O levantamento analisou 47 indicadores de qualidade
de vida de áreas como saúde, educação, segurança e moradia, detalham Metrópoles
e Um só planeta. O IPS leva em consideração o desenvolvimento social de
determinadas áreas, com o intuito de alcançar as necessidades humanas básicas
de seus cidadãos.
Devastação
florestal na Mata Atlântica cai 42% entre janeiro e maio
Mais uma boa notícia em relação ao combate do
desmatamento no Brasil: de janeiro a maio deste ano, a devastação na Mata
Atlântica – o bioma mais destruído do país – caiu 42%, na comparação com igual
período de 2022. É o que mostra o novo boletim do Sistema de Alerta de
Desmatamento (SAD) Mata Atlântica, parceria entre a Fundação SOS Mata
Atlântica, a Arcplan e o MapBiomas.
Nos cinco primeiros meses de 2023, a área
desflorestada em toda a Mata Atlântica foi de 7.088 ha, área equivalente a
pouco mais de 7 mil campos de futebol. Em igual período do ano passado, a área
devastada no bioma totalizou 12.166 ha, relatam g1, Metrópoles, Brasil 247, CBN
e Globonews.
Os estados que registraram as maiores áreas de
desmate foram também os que tiveram as maiores quedas na taxa de
desflorestamento: Paraná (-54%), Minas Gerais (-47%), Santa Catarina (-46%) e
Bahia (-43%), informa o UOL. Em outros, como Espírito Santo, Pernambuco e Rio
Grande do Sul, mesmo havendo redução, o desmatamento pode ser considerado estável.
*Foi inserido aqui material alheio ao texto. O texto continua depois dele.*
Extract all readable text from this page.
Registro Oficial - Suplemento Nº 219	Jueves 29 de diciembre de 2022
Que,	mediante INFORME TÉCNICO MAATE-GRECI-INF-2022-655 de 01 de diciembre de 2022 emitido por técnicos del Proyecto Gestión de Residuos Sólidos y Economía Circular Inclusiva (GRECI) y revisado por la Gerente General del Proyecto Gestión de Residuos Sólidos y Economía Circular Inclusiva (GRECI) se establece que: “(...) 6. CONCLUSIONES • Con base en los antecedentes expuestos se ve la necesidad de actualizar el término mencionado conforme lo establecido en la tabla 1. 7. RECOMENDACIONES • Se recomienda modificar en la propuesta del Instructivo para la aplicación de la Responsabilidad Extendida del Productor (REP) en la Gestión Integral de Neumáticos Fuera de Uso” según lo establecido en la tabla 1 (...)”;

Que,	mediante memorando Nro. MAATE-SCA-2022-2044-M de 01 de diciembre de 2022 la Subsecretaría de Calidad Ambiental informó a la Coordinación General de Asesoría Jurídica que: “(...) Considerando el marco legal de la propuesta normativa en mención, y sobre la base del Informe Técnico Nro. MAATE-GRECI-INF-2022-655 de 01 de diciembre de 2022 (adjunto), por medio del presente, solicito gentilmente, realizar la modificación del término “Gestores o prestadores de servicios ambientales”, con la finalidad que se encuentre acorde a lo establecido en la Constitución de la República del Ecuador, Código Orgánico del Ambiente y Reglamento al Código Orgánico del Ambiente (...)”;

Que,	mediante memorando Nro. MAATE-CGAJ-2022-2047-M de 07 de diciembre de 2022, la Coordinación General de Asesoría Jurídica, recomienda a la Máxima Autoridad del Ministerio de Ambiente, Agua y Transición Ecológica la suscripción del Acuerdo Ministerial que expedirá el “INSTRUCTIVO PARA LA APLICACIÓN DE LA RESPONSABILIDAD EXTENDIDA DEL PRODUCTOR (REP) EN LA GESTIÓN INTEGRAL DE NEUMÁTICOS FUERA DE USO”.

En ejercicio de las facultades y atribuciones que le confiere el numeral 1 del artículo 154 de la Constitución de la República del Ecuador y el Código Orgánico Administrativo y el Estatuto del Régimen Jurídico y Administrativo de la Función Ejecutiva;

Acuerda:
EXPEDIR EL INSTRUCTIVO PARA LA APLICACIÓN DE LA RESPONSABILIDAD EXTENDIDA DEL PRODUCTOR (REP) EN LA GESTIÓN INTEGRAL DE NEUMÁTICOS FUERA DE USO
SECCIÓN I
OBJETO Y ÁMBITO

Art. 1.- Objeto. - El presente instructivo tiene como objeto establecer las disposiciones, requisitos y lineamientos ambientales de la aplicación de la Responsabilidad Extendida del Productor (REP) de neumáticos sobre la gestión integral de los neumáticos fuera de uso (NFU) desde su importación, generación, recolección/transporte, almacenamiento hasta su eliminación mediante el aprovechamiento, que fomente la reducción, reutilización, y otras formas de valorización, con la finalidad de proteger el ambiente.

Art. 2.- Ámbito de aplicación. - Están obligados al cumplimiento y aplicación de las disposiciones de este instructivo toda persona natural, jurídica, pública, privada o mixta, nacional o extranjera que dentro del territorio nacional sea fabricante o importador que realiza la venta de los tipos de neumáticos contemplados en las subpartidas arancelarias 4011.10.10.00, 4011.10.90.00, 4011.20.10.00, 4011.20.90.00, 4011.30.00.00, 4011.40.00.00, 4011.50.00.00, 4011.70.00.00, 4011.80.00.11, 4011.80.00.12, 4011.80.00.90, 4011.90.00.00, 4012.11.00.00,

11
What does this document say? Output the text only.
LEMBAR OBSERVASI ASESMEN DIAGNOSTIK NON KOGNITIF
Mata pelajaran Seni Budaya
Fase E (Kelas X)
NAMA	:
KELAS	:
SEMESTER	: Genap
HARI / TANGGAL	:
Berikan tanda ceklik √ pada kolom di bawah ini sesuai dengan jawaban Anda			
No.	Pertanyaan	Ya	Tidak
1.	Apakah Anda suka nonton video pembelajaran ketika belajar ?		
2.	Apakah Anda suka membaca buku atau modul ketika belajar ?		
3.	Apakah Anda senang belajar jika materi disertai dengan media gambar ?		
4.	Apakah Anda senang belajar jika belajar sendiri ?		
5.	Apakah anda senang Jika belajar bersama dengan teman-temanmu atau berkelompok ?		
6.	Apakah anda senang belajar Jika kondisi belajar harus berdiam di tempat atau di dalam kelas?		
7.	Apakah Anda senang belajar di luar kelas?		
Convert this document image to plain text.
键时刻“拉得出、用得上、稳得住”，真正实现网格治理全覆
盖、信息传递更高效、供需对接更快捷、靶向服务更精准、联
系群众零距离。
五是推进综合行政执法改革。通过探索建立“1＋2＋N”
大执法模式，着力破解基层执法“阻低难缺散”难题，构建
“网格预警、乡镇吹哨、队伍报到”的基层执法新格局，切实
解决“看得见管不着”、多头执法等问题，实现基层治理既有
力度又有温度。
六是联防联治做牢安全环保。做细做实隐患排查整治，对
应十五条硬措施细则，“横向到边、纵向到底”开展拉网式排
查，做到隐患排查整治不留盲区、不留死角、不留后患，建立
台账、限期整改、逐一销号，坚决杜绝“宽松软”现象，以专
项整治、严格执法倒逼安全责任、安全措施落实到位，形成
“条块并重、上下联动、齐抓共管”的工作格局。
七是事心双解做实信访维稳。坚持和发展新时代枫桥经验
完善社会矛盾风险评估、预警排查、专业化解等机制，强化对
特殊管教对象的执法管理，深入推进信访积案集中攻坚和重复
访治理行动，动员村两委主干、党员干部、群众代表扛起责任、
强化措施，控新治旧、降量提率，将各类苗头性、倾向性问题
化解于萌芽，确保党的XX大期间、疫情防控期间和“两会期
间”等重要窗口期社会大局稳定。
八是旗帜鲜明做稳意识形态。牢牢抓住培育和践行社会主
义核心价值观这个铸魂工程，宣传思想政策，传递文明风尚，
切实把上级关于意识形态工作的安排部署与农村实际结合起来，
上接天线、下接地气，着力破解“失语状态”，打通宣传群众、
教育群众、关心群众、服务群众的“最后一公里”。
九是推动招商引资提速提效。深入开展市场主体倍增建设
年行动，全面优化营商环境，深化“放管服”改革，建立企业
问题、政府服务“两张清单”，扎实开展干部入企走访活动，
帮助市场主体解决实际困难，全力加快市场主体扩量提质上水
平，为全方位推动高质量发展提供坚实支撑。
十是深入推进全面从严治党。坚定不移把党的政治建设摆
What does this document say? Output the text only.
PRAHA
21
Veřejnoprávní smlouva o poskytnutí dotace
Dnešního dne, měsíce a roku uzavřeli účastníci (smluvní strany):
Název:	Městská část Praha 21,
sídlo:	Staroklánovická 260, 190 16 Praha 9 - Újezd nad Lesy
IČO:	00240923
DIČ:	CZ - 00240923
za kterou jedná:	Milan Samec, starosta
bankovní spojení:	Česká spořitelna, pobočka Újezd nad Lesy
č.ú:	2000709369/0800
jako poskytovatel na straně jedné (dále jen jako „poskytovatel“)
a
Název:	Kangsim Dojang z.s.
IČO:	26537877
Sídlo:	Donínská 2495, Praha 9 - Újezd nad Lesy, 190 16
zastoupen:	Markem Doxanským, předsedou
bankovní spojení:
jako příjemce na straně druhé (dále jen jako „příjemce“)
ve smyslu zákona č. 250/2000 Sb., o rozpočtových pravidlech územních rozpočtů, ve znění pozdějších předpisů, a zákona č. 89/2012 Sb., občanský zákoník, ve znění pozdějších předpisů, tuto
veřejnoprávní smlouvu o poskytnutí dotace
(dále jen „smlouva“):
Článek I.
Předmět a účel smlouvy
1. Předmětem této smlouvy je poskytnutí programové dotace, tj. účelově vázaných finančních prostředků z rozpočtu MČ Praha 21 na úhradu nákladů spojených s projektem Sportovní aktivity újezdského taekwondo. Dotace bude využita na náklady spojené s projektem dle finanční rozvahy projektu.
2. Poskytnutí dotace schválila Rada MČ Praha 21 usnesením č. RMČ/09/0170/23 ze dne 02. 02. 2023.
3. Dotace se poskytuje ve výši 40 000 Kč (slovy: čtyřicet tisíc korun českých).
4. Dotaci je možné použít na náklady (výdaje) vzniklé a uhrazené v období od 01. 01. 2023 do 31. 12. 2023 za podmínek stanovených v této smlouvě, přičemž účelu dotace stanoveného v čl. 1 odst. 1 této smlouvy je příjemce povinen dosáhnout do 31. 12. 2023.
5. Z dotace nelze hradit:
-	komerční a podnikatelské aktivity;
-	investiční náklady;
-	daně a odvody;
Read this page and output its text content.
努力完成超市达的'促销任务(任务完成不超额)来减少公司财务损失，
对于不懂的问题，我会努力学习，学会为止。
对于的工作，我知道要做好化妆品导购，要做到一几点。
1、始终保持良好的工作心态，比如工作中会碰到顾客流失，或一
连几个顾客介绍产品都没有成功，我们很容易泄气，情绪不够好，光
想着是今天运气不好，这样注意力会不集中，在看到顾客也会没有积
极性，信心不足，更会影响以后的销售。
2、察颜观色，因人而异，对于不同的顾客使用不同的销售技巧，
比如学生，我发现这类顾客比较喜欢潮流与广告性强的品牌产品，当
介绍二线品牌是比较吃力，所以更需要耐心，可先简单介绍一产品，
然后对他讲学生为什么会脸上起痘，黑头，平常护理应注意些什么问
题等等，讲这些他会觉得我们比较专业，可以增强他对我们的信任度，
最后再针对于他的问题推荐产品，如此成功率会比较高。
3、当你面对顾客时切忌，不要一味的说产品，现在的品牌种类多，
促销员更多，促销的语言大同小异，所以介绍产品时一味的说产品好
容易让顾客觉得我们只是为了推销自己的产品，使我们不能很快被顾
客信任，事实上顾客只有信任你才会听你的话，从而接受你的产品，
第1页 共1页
Alagoas, Rio Grande do Norte, São Paulo e Sergipe foram os únicos que tiveram
aumento, porém, somadas, suas áreas desmatadas representam menos de 12% do
total.
Para o coordenador técnico do MapBiomas, Marcos
Rosa, a queda pode estar diretamente ligada ao aumento da fiscalização e ao fim
do governo do inominável, que tinha completo descaso com questões ambientais –
isso quando não estimulava o desmatamento.
“A devastação em áreas menores que três hectares
praticamente não sofreu redução, enquanto nas maiores, especialmente aquelas
acima de 15 hectares, houve um significativo decréscimo no desmatamento. Isso
pode estar diretamente relacionado ao incremento da fiscalização realizada
pelos estados, à mudança de postura no governo federal e no IBAMA e às restrições
de crédito financeiro para propriedades com desmatamentos não autorizados.”